Pertemuan tersebut menjadi momentum untuk menyamakan persepsi serta memperkuat koordinasi dalam pelaksanaan tugas dan fungsi masing-masing instansi. Berbagai perkembangan dan tantangan di lapangan menjadi bahan pembahasan guna merumuskan langkah yang lebih efektif dan terintegrasi dalam mendukung pencapaian target yang telah ditetapkan.
Dalam rapat, turut dibahas upaya optimalisasi penerimaan, khususnya Pajak Kendaraan Bermotor (PKB) dan Sumbangan Wajib Dana Kecelakaan Lalu Lintas Jalan (SWDKLLJ).

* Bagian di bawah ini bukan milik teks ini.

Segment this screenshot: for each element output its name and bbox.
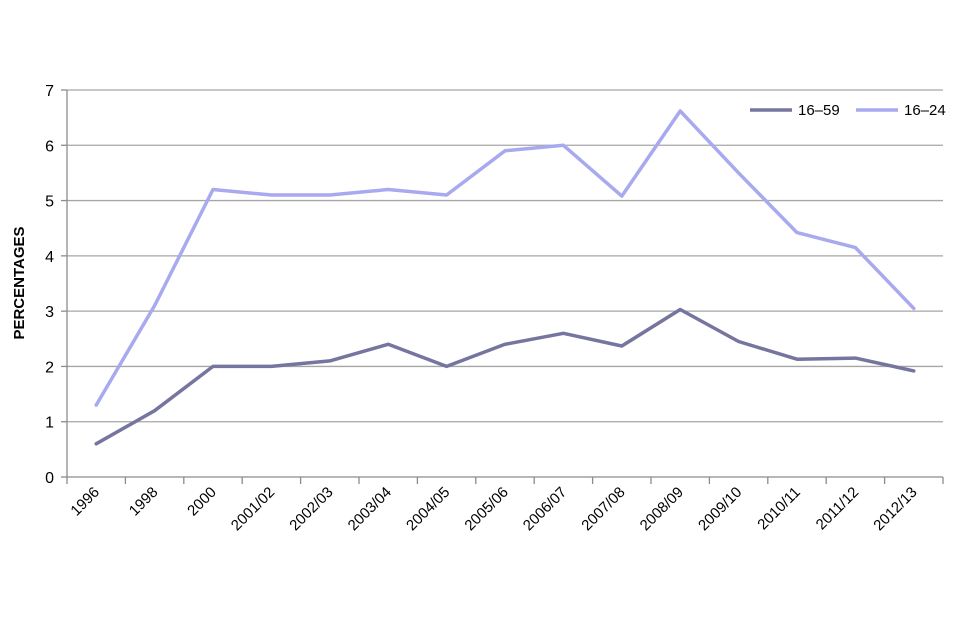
y-tick-label: 4 xyxy=(45,249,54,266)
y-tick-label: 0 xyxy=(45,470,54,487)
x-tick-label: 2003/04 xyxy=(345,484,395,534)
legend-entry: 16–24 xyxy=(904,102,946,119)
y-tick-labels: 0 1 2 3 4 5 6 7 xyxy=(45,83,54,487)
x-tick-label: 2004/05 xyxy=(403,484,453,534)
x-tick-label: 2010/11 xyxy=(754,484,804,534)
x-tick-label: 2005/06 xyxy=(461,484,511,534)
y-tick-label: 5 xyxy=(45,194,54,211)
series-lines xyxy=(94,109,916,446)
grid-lines xyxy=(67,89,943,423)
y-tick-label: 2 xyxy=(45,359,54,376)
x-tick-label: 1996 xyxy=(67,484,103,520)
x-tick-label: 2000 xyxy=(184,484,220,520)
y-tick-label: 3 xyxy=(45,304,54,321)
y-tick-label: 7 xyxy=(45,83,54,100)
legend: 16–59 16–24 xyxy=(750,102,946,119)
axes xyxy=(61,89,944,484)
x-tick-labels: 1996 1998 2000 2001/02 2002/03 2003/04 2004/05… xyxy=(67,484,920,534)
x-tick-label: 2002/03 xyxy=(286,484,336,534)
x-tick-label: 2012/13 xyxy=(870,484,920,534)
y-tick-label: 6 xyxy=(45,138,54,155)
x-tick-label: 1998 xyxy=(126,484,162,520)
x-tick-label: 2009/10 xyxy=(695,484,745,534)
y-axis-label: PERCENTAGES xyxy=(11,226,28,339)
x-tick-label: 2001/02 xyxy=(228,484,278,534)
y-tick-label: 1 xyxy=(45,415,54,432)
series-line-1 xyxy=(94,109,916,407)
x-tick-label: 2011/12 xyxy=(813,484,863,534)
x-tick-label: 2006/07 xyxy=(520,484,570,534)
x-tick-label: 2007/08 xyxy=(578,484,628,534)
legend-entry: 16–59 xyxy=(798,102,840,119)
x-tick-label: 2008/09 xyxy=(637,484,687,534)
series-line-0 xyxy=(94,307,916,446)
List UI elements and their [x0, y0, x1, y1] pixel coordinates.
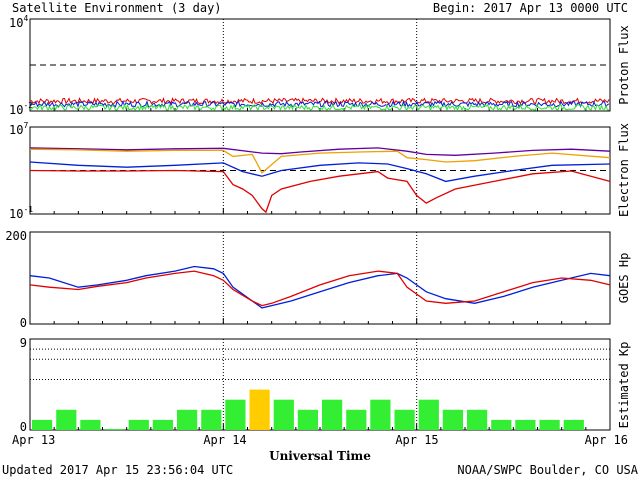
proton-series-blue — [29, 99, 610, 109]
proton-ytick-top: 104 — [9, 14, 28, 30]
goes-hp-ylabel: GOES Hp — [617, 253, 631, 304]
kp-ytick-top: 9 — [20, 336, 27, 350]
kp-bar — [539, 419, 560, 430]
electron-ytick-top-exp: 7 — [23, 121, 28, 130]
proton-ytick-top-exp: 4 — [23, 14, 28, 23]
plot-layer — [29, 19, 611, 430]
begin-date: Begin: 2017 Apr 13 0000 UTC — [433, 1, 628, 15]
goes-hp-series-red — [29, 270, 611, 307]
kp-bar — [442, 409, 463, 430]
source-credit: NOAA/SWPC Boulder, CO USA — [457, 463, 638, 477]
electron-flux-ylabel: Electron Flux — [617, 123, 631, 217]
electron-ytick-top: 107 — [9, 121, 28, 137]
proton-series-green — [29, 103, 610, 112]
kp-bar — [418, 399, 439, 430]
electron-ytick-bottom-exp: -1 — [23, 205, 33, 214]
kp-ylabel: Estimated Kp — [617, 342, 631, 429]
xtick-apr16: Apr 16 — [585, 433, 628, 447]
kp-panel — [29, 338, 611, 431]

Sinergi antara Jasa Raharja dan Bappenda dinilai penting dalam meningkatkan kepatuhan masyarakat sekaligus memastikan proses pelayanan dapat berjalan secara optimal dan memberikan kemudahan bagi masyarakat.
Koordinasi juga diarahkan pada penguatan pertukaran data dan informasi, pemetaan potensi, serta pelaksanaan berbagai strategi bersama di lapangan. Langkah tersebut diharapkan dapat mendukung pengambilan keputusan yang lebih tepat sekaligus mempercepat tindak lanjut terhadap berbagai kendala yang ditemukan dalam pelaksanaan pelayanan.
Selain membahas aspek penerimaan, pertemuan turut menjadi ruang untuk memperkuat kolaborasi dalam mendukung keselamatan lalu lintas dan pelayanan publik. Jasa Raharja dan Bappenda memiliki keterkaitan yang erat dalam ekosistem pelayanan kendaraan bermotor, sehingga diperlukan komunikasi dan koordinasi yang konsisten untuk menghadirkan pelayanan yang efektif, terintegrasi, dan berorientasi kepada masyarakat.
Melalui rapat tersebut, Jasa Raharja NTB bersama Bappenda Provinsi NTB menegaskan komitmen untuk terus memperkuat kolaborasi dan menyusun langkah strategis secara bersama. Sinergi yang terjalin diharapkan mampu mendukung optimalisasi penerimaan, meningkatkan kepatuhan masyarakat, serta memperkuat kualitas pelayanan publik di Provinsi Nusa Tenggara Barat.